On April 5, 2019, the Patent Trial and Appeal Board (“PTAB”) at the United States Patent and Trademark Office designated as “Informative” two prior decisions relating to the PTAB’s discretion about whether to institute inter partes
review (“IPR”) proceedings for trial. In each, the PTAB exercised its discretion to deny institution of an IPR proceeding, even though the Petitioner demonstrated a reasonable likelihood of prevailing on some claims.

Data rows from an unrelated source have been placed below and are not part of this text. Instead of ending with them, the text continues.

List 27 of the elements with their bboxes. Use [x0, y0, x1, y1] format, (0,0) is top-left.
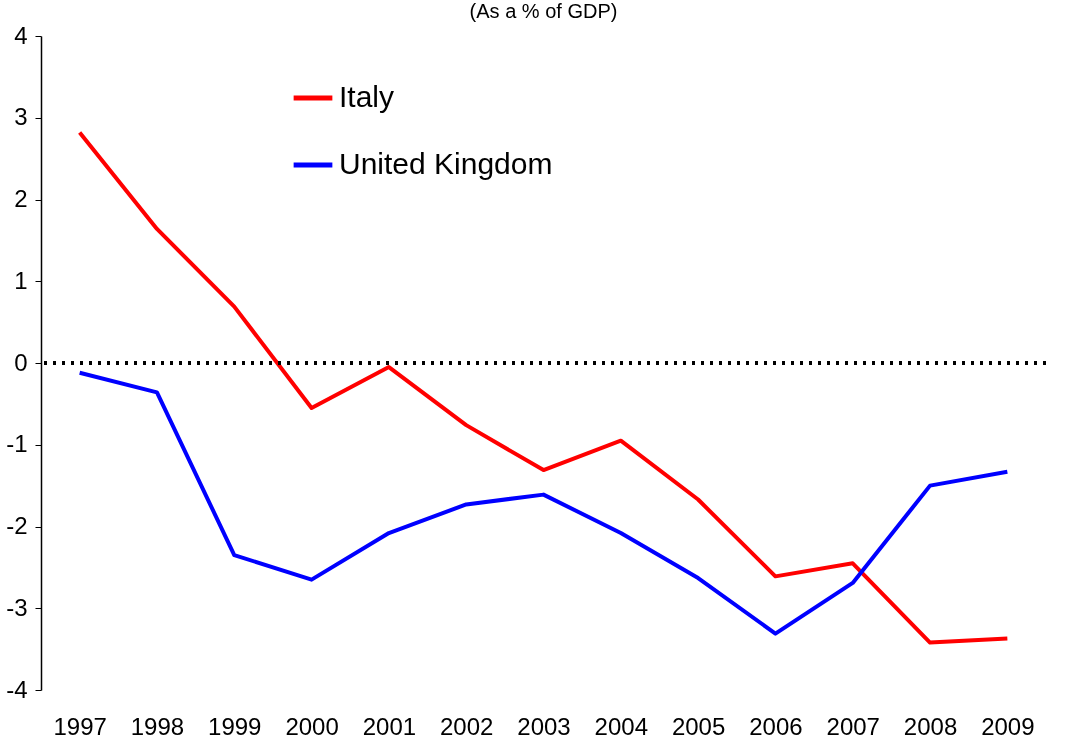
y-tick-label: 4: [14, 21, 28, 49]
x-tick-label: 1997: [53, 712, 107, 740]
x-tick-label: 1999: [208, 712, 262, 740]
y-tick-label: 1: [14, 266, 28, 294]
line-series: [77, 130, 1010, 645]
y-tick-label: -1: [6, 430, 28, 458]
x-tick-label: 2009: [981, 712, 1035, 740]
x-tick-label: 2008: [903, 712, 958, 740]
x-tick-label: 2002: [440, 712, 494, 740]
chart-title: (As a % of GDP): [469, 0, 618, 22]
legend-label: United Kingdom: [339, 147, 553, 180]
line-series: [77, 370, 1010, 636]
x-tick-label: 2000: [285, 712, 339, 740]
x-tick-label: 2007: [826, 712, 880, 740]
x-tick-label: 2005: [671, 712, 726, 740]
y-tick-label: 0: [14, 348, 28, 376]
y-tick-label: 3: [14, 103, 28, 131]
y-tick-label: -2: [6, 512, 28, 539]
legend-label: Italy: [339, 80, 395, 113]
x-tick-label: 2001: [362, 712, 417, 740]
x-tick-label: 1998: [130, 712, 185, 740]
x-tick-label: 2006: [749, 712, 803, 740]
x-tick-label: 2004: [594, 712, 648, 740]
y-tick-label: -3: [6, 593, 28, 621]
y-tick-label: 2: [14, 185, 28, 212]
x-tick-label: 2003: [517, 712, 571, 740]
y-tick-label: -4: [6, 675, 28, 703]
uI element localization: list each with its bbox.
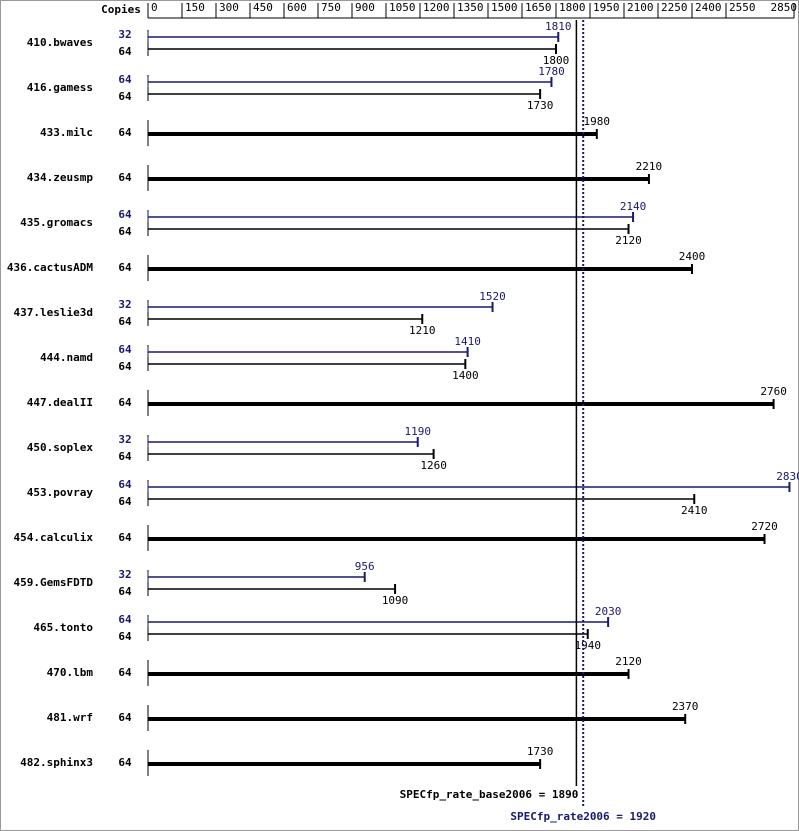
copies-label: 64: [118, 630, 132, 643]
x-tick-label: 600: [287, 1, 307, 14]
x-tick-label: 1950: [593, 1, 620, 14]
x-tick-label: 1200: [423, 1, 450, 14]
x-tick-label: 900: [355, 1, 375, 14]
copies-label: 64: [118, 73, 132, 86]
copies-label: 64: [118, 396, 132, 409]
x-tick-label: 2550: [729, 1, 756, 14]
value-label: 2140: [620, 200, 647, 213]
copies-label: 64: [118, 666, 132, 679]
value-label: 2830: [776, 470, 799, 483]
x-tick-label: 450: [253, 1, 273, 14]
x-tick-label: 750: [321, 1, 341, 14]
x-tick-label: 1050: [389, 1, 416, 14]
value-label: 1190: [404, 425, 431, 438]
benchmark-label: 436.cactusADM: [7, 261, 93, 274]
benchmark-label: 447.dealII: [27, 396, 93, 409]
copies-label: 32: [118, 433, 131, 446]
copies-label: 64: [118, 711, 132, 724]
benchmark-label: 453.povray: [27, 486, 94, 499]
benchmark-label: 434.zeusmp: [27, 171, 94, 184]
value-label: 2120: [615, 234, 642, 247]
value-label: 1780: [538, 65, 565, 78]
copies-label: 64: [118, 261, 132, 274]
copies-label: 64: [118, 126, 132, 139]
value-label: 1980: [584, 115, 611, 128]
value-label: 1730: [527, 99, 554, 112]
copies-label: 64: [118, 90, 132, 103]
x-tick-label: 300: [219, 1, 239, 14]
value-label: 1940: [574, 639, 601, 652]
copies-label: 64: [118, 360, 132, 373]
benchmark-label: 450.soplex: [27, 441, 94, 454]
value-label: 956: [355, 560, 375, 573]
copies-label: 64: [118, 315, 132, 328]
benchmark-label: 470.lbm: [47, 666, 94, 679]
value-label: 1260: [420, 459, 447, 472]
benchmark-label: 433.milc: [40, 126, 93, 139]
benchmark-label: 481.wrf: [47, 711, 93, 724]
value-label: 1400: [452, 369, 479, 382]
copies-label: 64: [118, 171, 132, 184]
reference-label: SPECfp_rate2006 = 1920: [510, 810, 656, 823]
copies-label: 32: [118, 28, 131, 41]
value-label: 2210: [636, 160, 663, 173]
x-tick-label: 2100: [627, 1, 654, 14]
copies-label: 64: [118, 613, 132, 626]
benchmark-label: 410.bwaves: [27, 36, 93, 49]
copies-label: 32: [118, 298, 131, 311]
benchmark-label: 416.gamess: [27, 81, 93, 94]
copies-label: 64: [118, 495, 132, 508]
value-label: 1730: [527, 745, 554, 758]
x-tick-label: 1650: [525, 1, 552, 14]
reference-label: SPECfp_rate_base2006 = 1890: [400, 788, 579, 801]
x-tick-label: 1500: [491, 1, 518, 14]
value-label: 2720: [751, 520, 778, 533]
copies-label: 64: [118, 478, 132, 491]
value-label: 1810: [545, 20, 572, 33]
x-tick-label: 1350: [457, 1, 484, 14]
copies-label: 64: [118, 343, 132, 356]
copies-header: Copies: [101, 3, 141, 16]
x-tick-label: 2250: [661, 1, 688, 14]
x-tick-label: 1800: [559, 1, 586, 14]
value-label: 2410: [681, 504, 708, 517]
benchmark-label: 454.calculix: [14, 531, 94, 544]
value-label: 1410: [454, 335, 481, 348]
value-label: 1210: [409, 324, 436, 337]
copies-label: 32: [118, 568, 131, 581]
value-label: 2370: [672, 700, 699, 713]
value-label: 2400: [679, 250, 706, 263]
value-label: 1090: [382, 594, 409, 607]
copies-label: 64: [118, 756, 132, 769]
copies-label: 64: [118, 208, 132, 221]
benchmark-label: 465.tonto: [33, 621, 93, 634]
value-label: 1520: [479, 290, 506, 303]
x-tick-label: 2400: [695, 1, 722, 14]
x-tick-label: 2850: [771, 1, 798, 14]
value-label: 1800: [543, 54, 570, 67]
benchmark-label: 482.sphinx3: [20, 756, 93, 769]
value-label: 2760: [760, 385, 787, 398]
value-label: 2030: [595, 605, 622, 618]
x-tick-label: 150: [185, 1, 205, 14]
copies-label: 64: [118, 585, 132, 598]
benchmark-label: 444.namd: [40, 351, 93, 364]
benchmark-label: 459.GemsFDTD: [14, 576, 94, 589]
copies-label: 64: [118, 450, 132, 463]
value-label: 2120: [615, 655, 642, 668]
copies-label: 64: [118, 531, 132, 544]
benchmark-label: 437.leslie3d: [14, 306, 93, 319]
x-tick-label: 0: [151, 1, 158, 14]
copies-label: 64: [118, 225, 132, 238]
benchmark-label: 435.gromacs: [20, 216, 93, 229]
copies-label: 64: [118, 45, 132, 58]
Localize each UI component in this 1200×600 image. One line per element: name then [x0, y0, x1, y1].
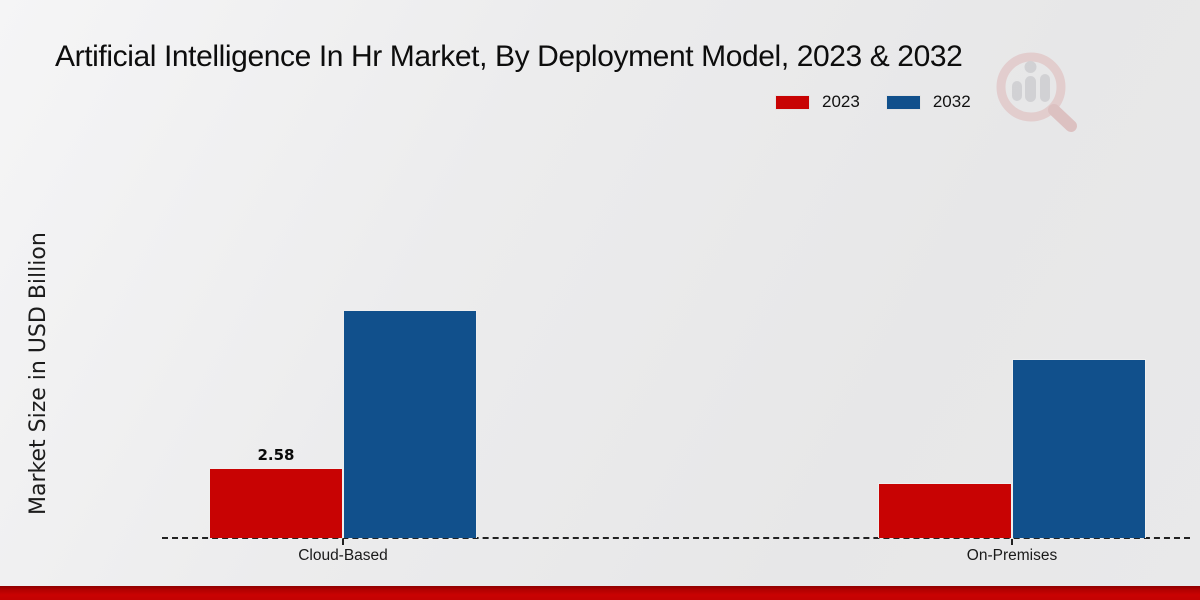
bar-on-premises-2032 — [1012, 358, 1146, 538]
x-axis-baseline — [162, 537, 1190, 539]
legend-item-2023: 2023 — [775, 92, 860, 112]
legend-label-2023: 2023 — [822, 92, 860, 111]
market-research-logo-watermark — [993, 50, 1085, 137]
category-label-cloud-based: Cloud-Based — [298, 547, 388, 564]
legend: 2023 2032 — [775, 92, 971, 112]
logo-handle-icon — [1048, 104, 1077, 132]
bar-on-premises-2023 — [878, 482, 1012, 538]
logo-lens-icon — [996, 52, 1066, 122]
legend-item-2032: 2032 — [885, 92, 971, 112]
x-axis-tick — [342, 539, 344, 545]
y-axis-label: Market Size in USD Billion — [26, 232, 51, 516]
chart-title: Artificial Intelligence In Hr Market, By… — [55, 40, 963, 73]
bar-cloud-based-2032 — [343, 310, 477, 538]
legend-swatch-2023-icon — [775, 94, 810, 110]
bar-cloud-based-2023 — [209, 468, 343, 538]
bar-value-label: 2.58 — [257, 446, 295, 465]
category-label-on-premises: On-Premises — [966, 547, 1058, 564]
x-axis-tick — [1011, 539, 1013, 545]
legend-label-2032: 2032 — [932, 92, 971, 111]
legend-swatch-2032-icon — [885, 94, 921, 110]
bottom-accent-stripe — [0, 586, 1200, 600]
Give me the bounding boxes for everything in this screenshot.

35 U.S.C. § 314(a) provides that an IPR may not be instituted unless the petition “shows there is a reasonable likelihood that the petitioner would prevail with respect to at least 1 of the claims challenged in the petition.” The PTAB’s decision whether to institute an IPR is discretionary and not appealable. See
35 U.S.C. § 314(d); Cuozzo Speed Techs., LLC v. Lee
, 136 S. Ct. 2131, 2140 (2016) (finding that the PTAB’s “decision to deny a petition is a matter committed to the Patent Office’s discretion,” and noting there is “no mandate to institute review” under Section 314(a)). However, in April 2018, the Supreme Court held that if
the PTAB institutes an IPR proceeding, it must decide the patentability of all
of the claims the petitioner has challenged, regardless of whether the original petition demonstrated a reasonable probability of success on just one claim or more than one. SAS Institute Inc. v. Iancu
, 138 S. Ct. 1348 (2018).
In response to SAS
, the PTAB issued guidance in the form of a “Q&A” about how it would deal with the SAS
decision, given the potential additional burden that decision could place on PTAB resources. In that Q&A, the PTAB indicated that it would evaluate each petition individually, and determine whether the petition should be denied in the interests of efficient administration, without setting a fixed threshold for the number of claims likely to succeed or the number of grounds presented.
In the first “Informative” decision, Chevron Oronite Co., LLC v. Infineum USA L.P.
, IPR Case No. 2018-00923 (PTAB Nov. 7, 2018), the challenged patent was directed to “lubricating oil compositions” that include at least one “calcium detergent” with a particular calcium percentage (among other things). The petitioner asserted that claims 1-20 of the challenged patent were unpatentable as obvious over a combination of references. In its institution decision, the PTAB ruled that petitioner had demonstrated a reasonable likelihood of prevailing with respect to claims 3 and 4, but not with respect to the other 18 claims. Even though petitioner had met its burden on two claims, the PTAB exercised its discretion to decline to institute the IPR, citing its prior “Q&A” guidance and reasoning, “[o]n this record, instituting a trial with respect to all twenty claims based on evidence and arguments directed to dependent claims 3 and 4 is not an efficient use of the Board’s time and resources.”
The PTAB reached a similar conclusion in the second “Informative” decision, Deeper, UAB v. Vexilar, Inc.
, IPR Case 2018-01310 (PTAB Jan. 24, 2019), which we have written on previously, see Shearman & Sterling LLP, Patent Trial and Appeal Board Exercises Discretion To Deny Institution Of An IPR Based On Insufficient Use Of Resources Where Petitioner Had Shown A Reasonable Likelihood of Prevailing On Only A Small Fraction of Challenged Claims And Grounds, February 5, 2019, https://www.lit-ip.shearman.com/Patent-Trial-And-Appeal-Board-Exercises-Discretion
. In that case petitioner Deeper, UAB filed a petition challenging 23 claims on a total of four grounds. The PTAB determined that petitioner had demonstrated a reasonable likelihood of prevailing on just one ground for two of the 23 challenged claims. The PTAB declined to institute, again concluding that this would not be an “efficient use of the Board’s time and resources.”
While these decisions are technically not binding precedent on future panels (and are not subject to appellate review), the PTAB is historically very selective in which decisions it designates as “Informative.” This new designation signals that future PTAB panels will likely follow a similar path in declining to institute where most of the petitioner’s challenges lack merit. Future decisions are needed to determine where the PTAB will draw the line in deciding whether or not to institute.